Reacting to the downturn, many investors have shed principles. They believe they are adjusting to ‘new realities.’ But in truth, they are ignoring — consciously or not — time-tested sound investment principles. Those include seeking higher returns and yet ignoring the risk, giving into fear or greed and pursuing speculative investments, and not maintaining investments whose purpose is to provide safety and stability, despite their yield. It is true that we have endured a far worse than expected investing “season.” And yes, systematic economic and financial threats, just like hurricanes or droughts, could always bring hard times to the farm again.
But, ask yourself: Is your objective in the new strategy investing for sustainable crop yields, year in and year out? Or are you trying to scratch out a little more yield this year, to next year’s detriment?
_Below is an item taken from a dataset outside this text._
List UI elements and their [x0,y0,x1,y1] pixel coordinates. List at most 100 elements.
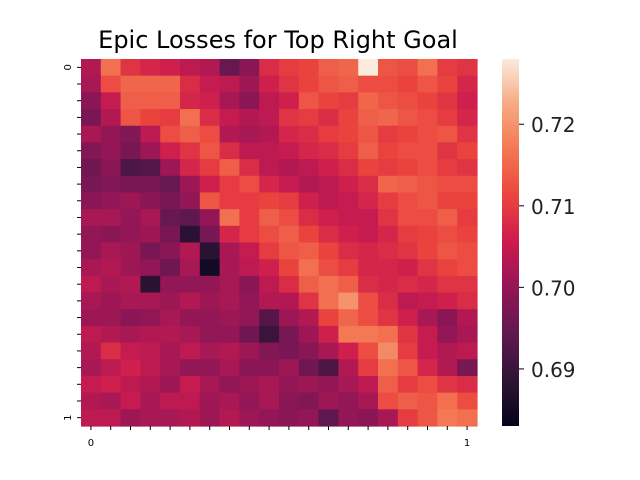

Or are you running for cover because the sky looks threatening?
Interestingly, I see many investors beginning to ask the same questions that burned them before the downturn — where can I get the most yield; what investment will generate the highest return; should I buy a risky stock; who has the advantage — and how can I get a part of it?
Thanks to Morningstar’s monitoring of investor returns, we can see the consequences of this line of thinking.
For example, one of the best performing domestic mutual funds over the last 10 years, CGM Focus Fund (CGMFX), has a 10 year average annual return (through 11/30/09) of 18.79 percent — handily beating the S&P 500. However, due to the nature of many investors that such performance attracts — i.e. those impatient investors looking for spectacular returns — the average investor in the fund fared dramatically worse. Specifically, the average CGM Focus Fund investor lost an average of 11 percent over the same time period.
On the farm there are no shortcuts for long-term success. Shortcuts — failing to invest in proper equipment maintenance — only create long-term problems. The Barnyard Rules always end in pain and loss. Farms would not produce if their farmers dumped principles. Investors that continuously leave investing principles for the latest pitch or product likewise should be concerned about their prospects for achieving their long-term goals.